The notice of intention defendant has attached to its motion papers reflects it was served on August 1, 2007 for a claim which arose on June 20, 2007. The notice of intention complains incoherently about the “various conditions and events leading to a Parole [sic] which has been politically instigated by virtue of neglect and the violation of the Constitution...” The ramblings set forth in the notice of intention do not provide notice of what the State allegedly did wrong and it has a different accrual date than set forth in the claim filed October 17, 2007.

Court of Claims Act § 11(b) requires in pertinent part that:

The claim shall state the time when and the place where such claim arose, the nature of same, and the items of damage or injuries claimed to have been sustained and except in an action to recover damages for personal injury, medical, dental or podiatric malpractice or wrongful death, the total sum claimed...The notice of intention to file a claim shall set forth the same matters except that the items of damage or injuries and the sum claimed need not be stated...

The notice of intention must set forth a statement with sufficient definiteness to enable the State to promptly investigate the allegations and ascertain its potential liability under the circumstances so as to not mislead, deceive, or prejudice the rights of the State; “absolute exactness” is not required (Heisler v State of New York, 78 AD2d 767; Grumet v State of New York, 256 AD2d 441, 442 [2d Dept 1998]).

Here, the notice of intention claimant Vazquez served on August 1, 2007 does not provide notice of any facts which would permit the State to conduct an investigation. The Court does not find that this notice of intention extended claimant’s time for filing and serving a claim. Since no claim was timely filed[1] or served upon the defendant, the claim must be dismissed. The failure to serve the Attorney General or timely file the claim results in a failure of subject matter jurisdiction, which precludes this Court from hearing the claim (Buckles, 221 NY at 424; Matter of Dreger v New York State Thruway Authority, 177 AD2d 762, 763; Byrne, 104 AD2d at 783).

Accordingly, the claim is DISMISSED.
Motion No. M-74350
Since Mr. Ariola’s motion sought joinder with claimant Vazquez’s claim which has been dismissed, Mr. Ariola’s motion must be denied as moot.

August 18, 2008
Syracuse, New York

Judge of the Court of Claims

The Court has considered the following documents in deciding these motions:


1. Notice of Motion for Joinder of Claimant.

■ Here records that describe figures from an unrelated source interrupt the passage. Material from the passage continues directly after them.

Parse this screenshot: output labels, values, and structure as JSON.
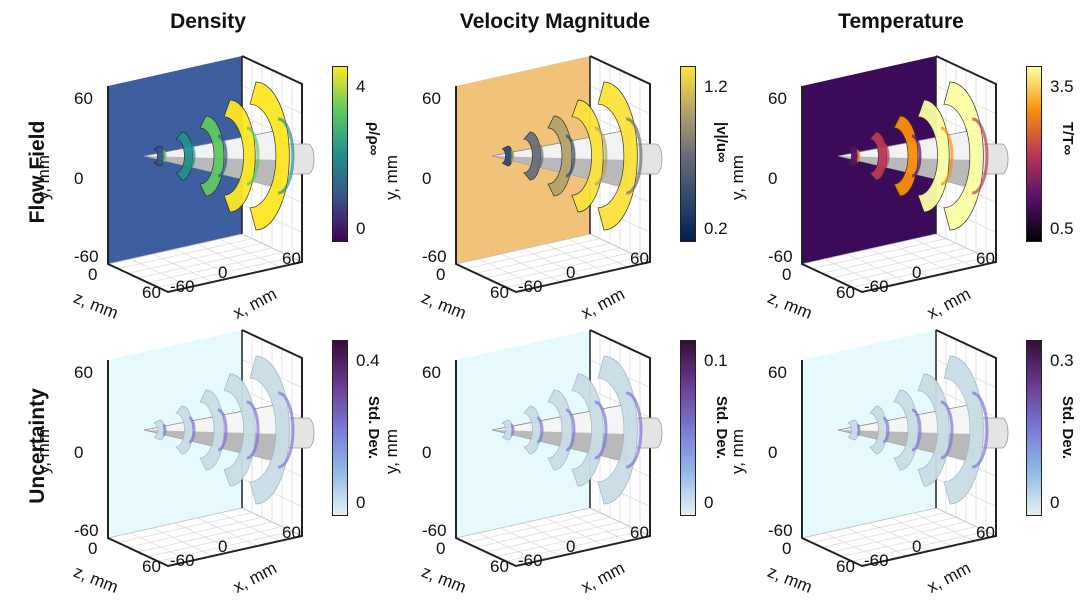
{
  "columns": [
    {
      "title": "Density"
    },
    {
      "title": "Velocity Magnitude"
    },
    {
      "title": "Temperature"
    }
  ],
  "rows": [
    {
      "label": "Flow Field"
    },
    {
      "label": "Uncertainty"
    }
  ],
  "axes": {
    "y_label": "y, mm",
    "x_label": "x, mm",
    "z_label": "z, mm",
    "y_ticks": [
      "60",
      "0",
      "-60"
    ],
    "x_ticks": [
      "-60",
      "0",
      "60"
    ],
    "z_ticks": [
      "0",
      "60"
    ]
  },
  "panels": {
    "flow": [
      {
        "colorbar_title": "ρ/ρ∞",
        "cb_top": "4",
        "cb_bottom": "0",
        "colormap": "viridis",
        "background": "#3d5fa0"
      },
      {
        "colorbar_title": "|v|/u∞",
        "cb_top": "1.2",
        "cb_bottom": "0.2",
        "colormap": "cividis",
        "background": "#f0c27a"
      },
      {
        "colorbar_title": "T/T∞",
        "cb_top": "3.5",
        "cb_bottom": "0.5",
        "colormap": "inferno",
        "background": "#3b0b5a"
      }
    ],
    "unc": [
      {
        "colorbar_title": "Std. Dev.",
        "cb_top": "0.4",
        "cb_bottom": "0",
        "colormap": "dense",
        "background": "#e6fafd"
      },
      {
        "colorbar_title": "Std. Dev.",
        "cb_top": "0.1",
        "cb_bottom": "0",
        "colormap": "dense",
        "background": "#e6fafd"
      },
      {
        "colorbar_title": "Std. Dev.",
        "cb_top": "0.3",
        "cb_bottom": "0",
        "colormap": "dense",
        "background": "#e6fafd"
      }
    ]
  },
  "colors": {
    "viridis": [
      "#fde725",
      "#5ec962",
      "#21918c",
      "#3b528b",
      "#440154"
    ],
    "cividis": [
      "#fde33b",
      "#b3a36a",
      "#6b6e7a",
      "#2f4a6e",
      "#00204d"
    ],
    "inferno": [
      "#fcffa4",
      "#f98e09",
      "#bc3754",
      "#57106e",
      "#000004"
    ],
    "dense": [
      "#360c3a",
      "#6a3b8e",
      "#7a78d6",
      "#8fb9e6",
      "#e6f1f1"
    ]
  }
}
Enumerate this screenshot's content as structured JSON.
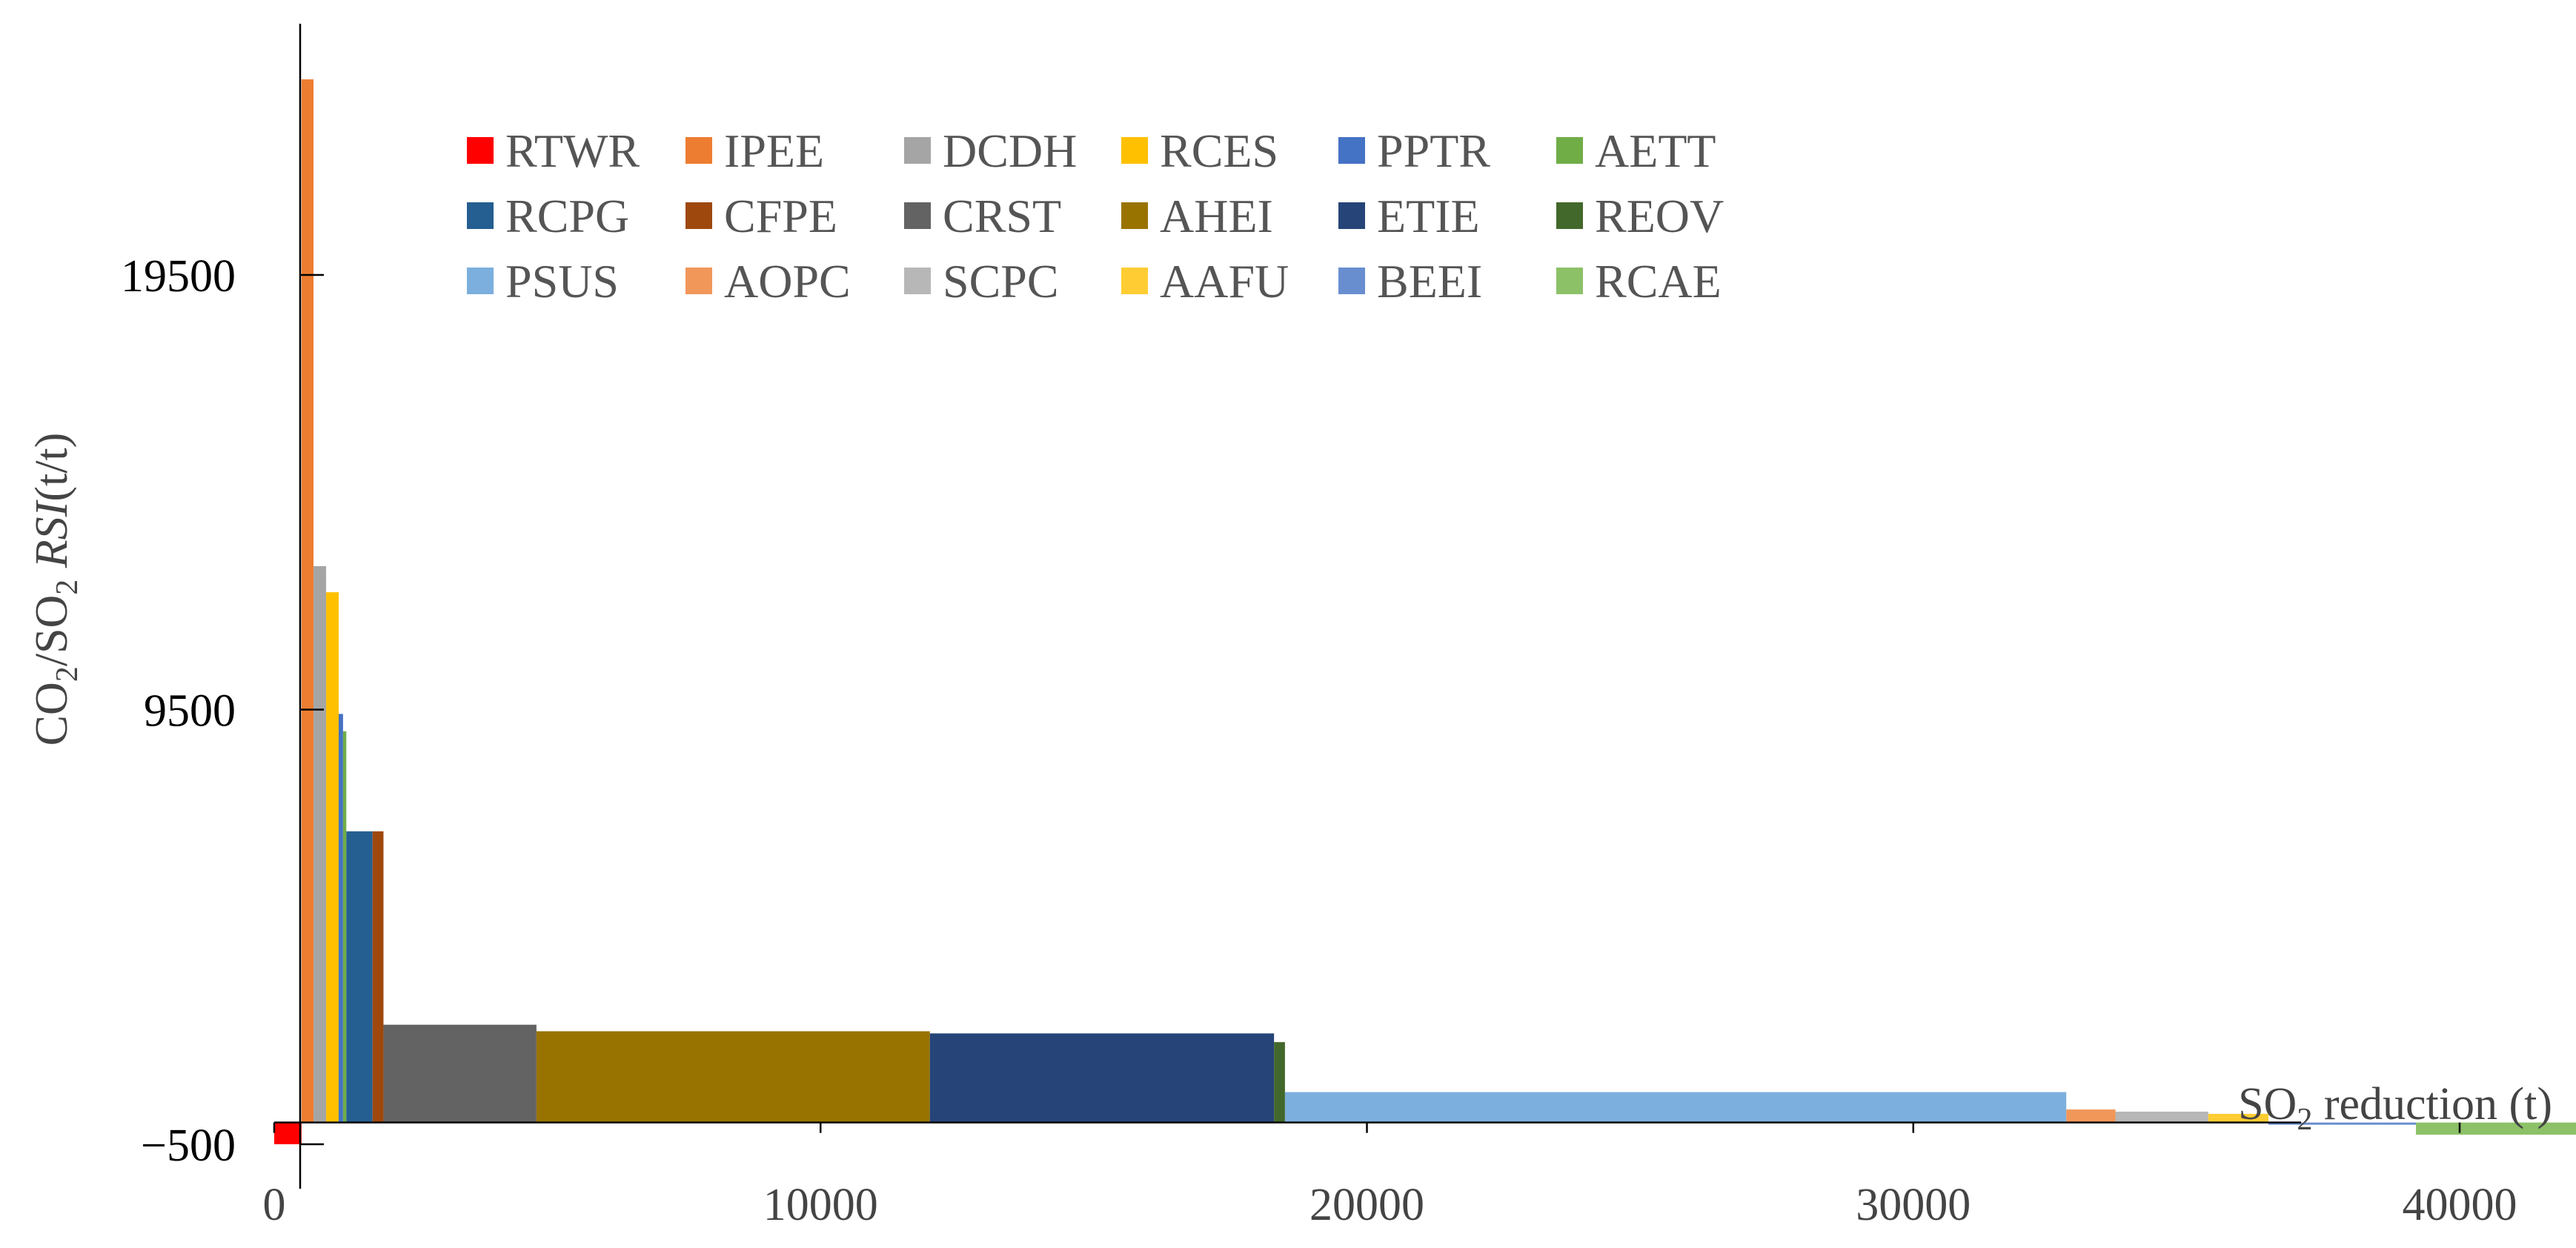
{
  "chart_data": {
    "type": "bar",
    "subtype": "variable-width-step (marginal abatement cost curve)",
    "title": "",
    "xlabel": {
      "main": "SO",
      "sub": "2",
      "rest": " reduction (t)"
    },
    "ylabel": {
      "p1": "CO",
      "s1": "2",
      "p2": "/SO",
      "s2": "2",
      "p3": " ",
      "italic": "RSI",
      "p4": "(t/t)"
    },
    "xlim": [
      0,
      48000
    ],
    "ylim": [
      -500,
      24500
    ],
    "x_ticks": [
      {
        "value": 0,
        "label": "0"
      },
      {
        "value": 10000,
        "label": "10000"
      },
      {
        "value": 20000,
        "label": "20000"
      },
      {
        "value": 30000,
        "label": "30000"
      },
      {
        "value": 40000,
        "label": "40000"
      }
    ],
    "y_ticks": [
      {
        "value": -500,
        "label": "−500"
      },
      {
        "value": 9500,
        "label": "9500"
      },
      {
        "value": 19500,
        "label": "19500"
      }
    ],
    "legend_position": "top",
    "grid": false,
    "series": [
      {
        "name": "RTWR",
        "color": "#FF0000",
        "x_start": 0,
        "x_end": 500,
        "value": -500
      },
      {
        "name": "IPEE",
        "color": "#ED7D31",
        "x_start": 500,
        "x_end": 720,
        "value": 24000
      },
      {
        "name": "DCDH",
        "color": "#A5A5A5",
        "x_start": 720,
        "x_end": 950,
        "value": 12800
      },
      {
        "name": "RCES",
        "color": "#FFC000",
        "x_start": 950,
        "x_end": 1180,
        "value": 12200
      },
      {
        "name": "PPTR",
        "color": "#4472C4",
        "x_start": 1180,
        "x_end": 1260,
        "value": 9400
      },
      {
        "name": "AETT",
        "color": "#70AD47",
        "x_start": 1260,
        "x_end": 1320,
        "value": 9000
      },
      {
        "name": "RCPG",
        "color": "#255E91",
        "x_start": 1320,
        "x_end": 1800,
        "value": 6700
      },
      {
        "name": "CFPE",
        "color": "#9E480E",
        "x_start": 1800,
        "x_end": 2000,
        "value": 6700
      },
      {
        "name": "CRST",
        "color": "#636363",
        "x_start": 2000,
        "x_end": 4800,
        "value": 2250
      },
      {
        "name": "AHEI",
        "color": "#997300",
        "x_start": 4800,
        "x_end": 12000,
        "value": 2100
      },
      {
        "name": "ETIE",
        "color": "#264478",
        "x_start": 12000,
        "x_end": 18300,
        "value": 2050
      },
      {
        "name": "REOV",
        "color": "#43682B",
        "x_start": 18300,
        "x_end": 18500,
        "value": 1850
      },
      {
        "name": "PSUS",
        "color": "#7CAFDD",
        "x_start": 18500,
        "x_end": 32800,
        "value": 700
      },
      {
        "name": "AOPC",
        "color": "#F1975A",
        "x_start": 32800,
        "x_end": 33700,
        "value": 300
      },
      {
        "name": "SCPC",
        "color": "#B7B7B7",
        "x_start": 33700,
        "x_end": 35400,
        "value": 250
      },
      {
        "name": "AAFU",
        "color": "#FFCD33",
        "x_start": 35400,
        "x_end": 36500,
        "value": 200
      },
      {
        "name": "BEEI",
        "color": "#698ED0",
        "x_start": 36500,
        "x_end": 39200,
        "value": -50
      },
      {
        "name": "RCAE",
        "color": "#8CC168",
        "x_start": 39200,
        "x_end": 42500,
        "value": -280
      }
    ]
  }
}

2. Affidavit of Christopher D. Ariola, sworn to November 14, 2007.

3. Letter from Christopher D. Ariola dated February 8, 2008.

4. Letter from Heather R. Rubinstein, Esquire, Assistant Attorney General, dated February 6, 2008.
5. Affirmation in opposition of Heather R. Rubinstein, Esquire, Assistant

Attorney General, with exhibit attached.


6. Notice of Cross-Motion.

7. Affirmation of Heather R. Rubinstein, Esquire, Assistant Attorney General,

in support, with exhibits attached thereto.

[1]. The claim was also not timely filed with the Clerk of the Court since without a timely notice of intention the claim was not filed within 90 days, using either the accrual date set forth in the claim, January 26, 2007, or the notice of intention June 20, 2007.